On March 25, 1978, the Economic & Political Weekly of Mumbai reported: "Although Amnesty is only prepared to say "at least 130 and perhaps several hundred" have been executed, some informed sources in Dhaka have put the figure as high as seven hundred. There is no way to confirm an accurate figure. One description circulating in Dhaka in typewritten form alleges that executions were carried out on telephonic orders from Army Headquarters. No documents are being kept for fear of future accountability. In one instance at Dhaka Central Jail detained soldiers were said to have been awakened late in the night and told to pack up."
"They were told orders had come through for their release. A general atmosphere of jubilation spread through the cell block, as jawans gathered up their belongings and were led to the front jail gate. There, it is reported, they confronted an army officer and a special paramilitary force. Death sentences were suddenly read out, and amidst near hysterical cries that their lives be spared, jawans were taken off and hanged seventeen or eighteen at a time. Throughout, according to the report which also lists the names of those hanged that night, "the authority remained cool and composed amidst the cries and wailings of the soldiers being hanged. There are other stories circulating in Dhaka of soldiers in firing squads being arrested for refusing to shoot when ordered. No newspapers dare print any of this, and therefore, an authoritative confirmation within the country's press is impossible to find."
As the grim news continued to reach London, I was asked by Amnesty International what I might recommend they do in order to attempt to bring these mass killings to an end. I suggested to Stephanie Grant, the Director of Research at Amnesty, that she urgently organise a meeting between a small group and Sean MacBride, the founding father of Amnesty International. MacBride was also the man most responsible for the establishment of the European Court of Human Rights.
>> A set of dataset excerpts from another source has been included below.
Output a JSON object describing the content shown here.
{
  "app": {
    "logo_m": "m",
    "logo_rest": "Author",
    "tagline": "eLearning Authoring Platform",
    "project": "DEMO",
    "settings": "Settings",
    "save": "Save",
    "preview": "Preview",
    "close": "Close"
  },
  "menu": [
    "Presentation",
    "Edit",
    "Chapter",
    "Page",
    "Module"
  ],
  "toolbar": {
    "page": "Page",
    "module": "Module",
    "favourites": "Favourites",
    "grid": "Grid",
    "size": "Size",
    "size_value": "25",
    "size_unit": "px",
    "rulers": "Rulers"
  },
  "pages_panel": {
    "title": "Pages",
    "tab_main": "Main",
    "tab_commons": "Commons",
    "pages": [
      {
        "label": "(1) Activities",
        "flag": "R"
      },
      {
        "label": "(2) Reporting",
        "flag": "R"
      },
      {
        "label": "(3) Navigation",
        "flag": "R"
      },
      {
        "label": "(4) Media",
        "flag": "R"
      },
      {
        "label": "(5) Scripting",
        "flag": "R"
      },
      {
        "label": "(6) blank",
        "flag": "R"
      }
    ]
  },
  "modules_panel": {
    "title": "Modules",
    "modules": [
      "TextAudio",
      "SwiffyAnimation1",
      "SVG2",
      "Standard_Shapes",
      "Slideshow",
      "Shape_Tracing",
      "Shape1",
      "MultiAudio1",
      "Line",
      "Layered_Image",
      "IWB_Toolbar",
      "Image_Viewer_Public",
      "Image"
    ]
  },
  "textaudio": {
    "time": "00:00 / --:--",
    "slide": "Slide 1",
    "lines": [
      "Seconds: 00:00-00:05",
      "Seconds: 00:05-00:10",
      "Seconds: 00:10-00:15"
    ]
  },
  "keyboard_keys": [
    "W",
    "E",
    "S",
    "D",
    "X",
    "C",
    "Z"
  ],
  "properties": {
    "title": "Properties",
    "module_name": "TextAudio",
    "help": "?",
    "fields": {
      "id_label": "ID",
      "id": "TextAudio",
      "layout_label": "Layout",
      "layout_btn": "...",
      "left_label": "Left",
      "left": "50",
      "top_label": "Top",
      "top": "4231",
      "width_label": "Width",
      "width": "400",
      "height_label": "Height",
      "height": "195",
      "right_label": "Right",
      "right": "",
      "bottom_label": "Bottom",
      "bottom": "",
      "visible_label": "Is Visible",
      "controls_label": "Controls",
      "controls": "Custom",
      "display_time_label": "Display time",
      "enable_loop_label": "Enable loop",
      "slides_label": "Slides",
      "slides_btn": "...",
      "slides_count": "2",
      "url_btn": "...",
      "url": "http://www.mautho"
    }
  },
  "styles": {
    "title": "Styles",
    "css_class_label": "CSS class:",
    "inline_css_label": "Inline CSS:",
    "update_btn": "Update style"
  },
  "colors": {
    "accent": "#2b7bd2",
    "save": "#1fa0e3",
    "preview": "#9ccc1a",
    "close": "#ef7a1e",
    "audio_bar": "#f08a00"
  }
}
The meeting was arranged on short notice. The four of us -- Sean MacBride, Stephanie Grant, Yvonne Terlingen and I -- sat in Yvonne Terlingen's tiny room at Amnesty's London headquarters to craft an improbable plan. Yvonne Terlingen was then Director of South Asian Research at Amnesty International. Although Sean MacBride was 74 years old. Stephanie Grant thought he could be very effective. I fully shared her view.
I knew Sean MacBride's history well. MacBride's father, Major John MacBride, was executed by firing squad after Ireland's Easter Uprising that took place in Dublin in 1916. He died alongside the Irish socialist leader, James Connolly. Sean MacBride was twelve years old when his father was executed by the British. His mother was the famed Irish actress and legendary beauty, Maud Gonne, over whom William Butler Yeats, broke his heart. She was known to others, as Yeats' Muse but she was always her own woman, and refused Yeats' entreaties to marry him.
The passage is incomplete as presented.